@LocalVolatility proves in this stellar answer that European call option prices in the Merton jump diffusion model are given by $$ C_{Merton}(S_0,r,q,\sigma,K,T) = \sum_{n=0}^\infty e^{-\lambda T}\frac{(\lambda T)^n}{n!} C_{BS}(S_0^{(n)},r,q,\sigma^{(n)},K,T). $$
Question: Does the same reasoning apply to American options, where we take the maximum over all stopping times into account? Is the price of American call (put) options in the Merton model equal to the sum of Black-Scholes American calls (puts), weighted by the probability of $n$ jumps occurring? Do we need to adjust $S_0$ and $\sigma$ for all $n$ in the same way as for European calls (puts)?

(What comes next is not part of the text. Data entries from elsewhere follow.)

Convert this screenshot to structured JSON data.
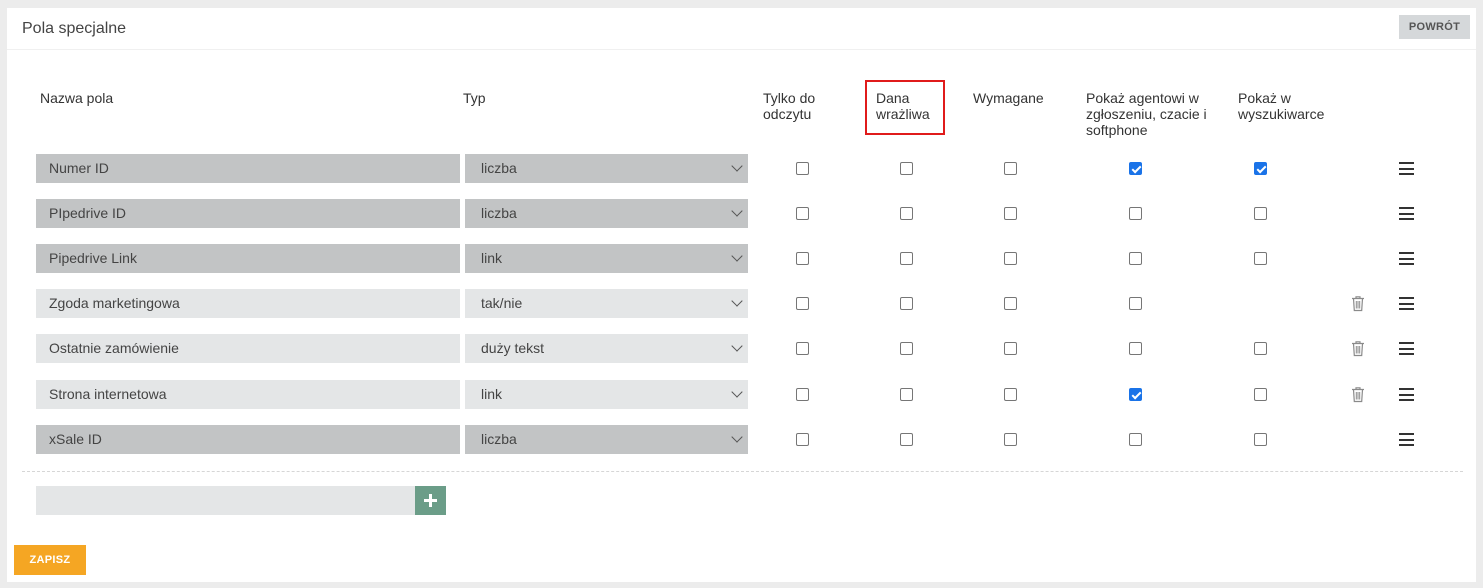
{
  "header": {
    "title": "Pola specjalne",
    "back_label": "POWRÓT"
  },
  "columns": {
    "name": "Nazwa pola",
    "type": "Typ",
    "readonly": "Tylko do odczytu",
    "sensitive": "Dana wrażliwa",
    "required": "Wymagane",
    "show_agent": "Pokaż agentowi w zgłoszeniu, czacie i softphone",
    "show_search": "Pokaż w wyszukiwarce"
  },
  "rows": [
    {
      "name": "Numer ID",
      "type": "liczba",
      "locked": true,
      "readonly": false,
      "sensitive": false,
      "required": false,
      "show_agent": true,
      "show_search": true,
      "has_search_checkbox": true,
      "deletable": false
    },
    {
      "name": "PIpedrive ID",
      "type": "liczba",
      "locked": true,
      "readonly": false,
      "sensitive": false,
      "required": false,
      "show_agent": false,
      "show_search": false,
      "has_search_checkbox": true,
      "deletable": false
    },
    {
      "name": "Pipedrive Link",
      "type": "link",
      "locked": true,
      "readonly": false,
      "sensitive": false,
      "required": false,
      "show_agent": false,
      "show_search": false,
      "has_search_checkbox": true,
      "deletable": false
    },
    {
      "name": "Zgoda marketingowa",
      "type": "tak/nie",
      "locked": false,
      "readonly": false,
      "sensitive": false,
      "required": false,
      "show_agent": false,
      "show_search": false,
      "has_search_checkbox": false,
      "deletable": true
    },
    {
      "name": "Ostatnie zamówienie",
      "type": "duży tekst",
      "locked": false,
      "readonly": false,
      "sensitive": false,
      "required": false,
      "show_agent": false,
      "show_search": false,
      "has_search_checkbox": true,
      "deletable": true
    },
    {
      "name": "Strona internetowa",
      "type": "link",
      "locked": false,
      "readonly": false,
      "sensitive": false,
      "required": false,
      "show_agent": true,
      "show_search": false,
      "has_search_checkbox": true,
      "deletable": true
    },
    {
      "name": "xSale ID",
      "type": "liczba",
      "locked": true,
      "readonly": false,
      "sensitive": false,
      "required": false,
      "show_agent": false,
      "show_search": false,
      "has_search_checkbox": true,
      "deletable": false
    }
  ],
  "new_field": {
    "placeholder": "",
    "value": ""
  },
  "footer": {
    "save_label": "ZAPISZ"
  },
  "colors": {
    "save": "#f5a623",
    "add": "#6b9d88",
    "highlight": "#e01b1b",
    "checked": "#1a73e8"
  }
}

The argument, based on the law of iterated expectation, could begin like this \begin{align*} c_{American}&=\max\limits_{\tau\;stopping\;time\;on\;[0,T]}\mathbb{E}^\mathbb{Q}[e^{-r\tau}(S_\tau-K)^+] \\ &=\max\limits_{\tau\;stopping\;time\;on\;[0,T]}\mathbb{E}^\mathbb{Q}\big[e^{-r\tau}\mathbb{E}^\mathbb{Q}[(S_\tau-K)^+|N_\tau=n]\big] \\ &= \max\limits_{\tau\;stopping\;time\;on\;[0,T]} \sum_{n=0}^\infty \mathbb{Q}[N_\tau=n] \mathbb{E}^\mathbb{Q}[e^{-r\tau}(S_\tau-K)^+|N_\tau=n] \\ &= \max\limits_{\tau\;stopping\;time\;on\;[0,T]} \sum_{n=0}^\infty e^{-\lambda \tau}\frac{(\lambda \tau)^n}{n!} \mathbb{E}^\mathbb{Q}[e^{-r\tau}(S_\tau-K)^+|N_\tau=n]\\ \end{align*} The latter part looks like a standard American call option in the BS world (with the same adjustments to $S_0$ and $\sigma$ as for European options) but how to deal with the jump probabilities that depend on the stopping time $\tau$?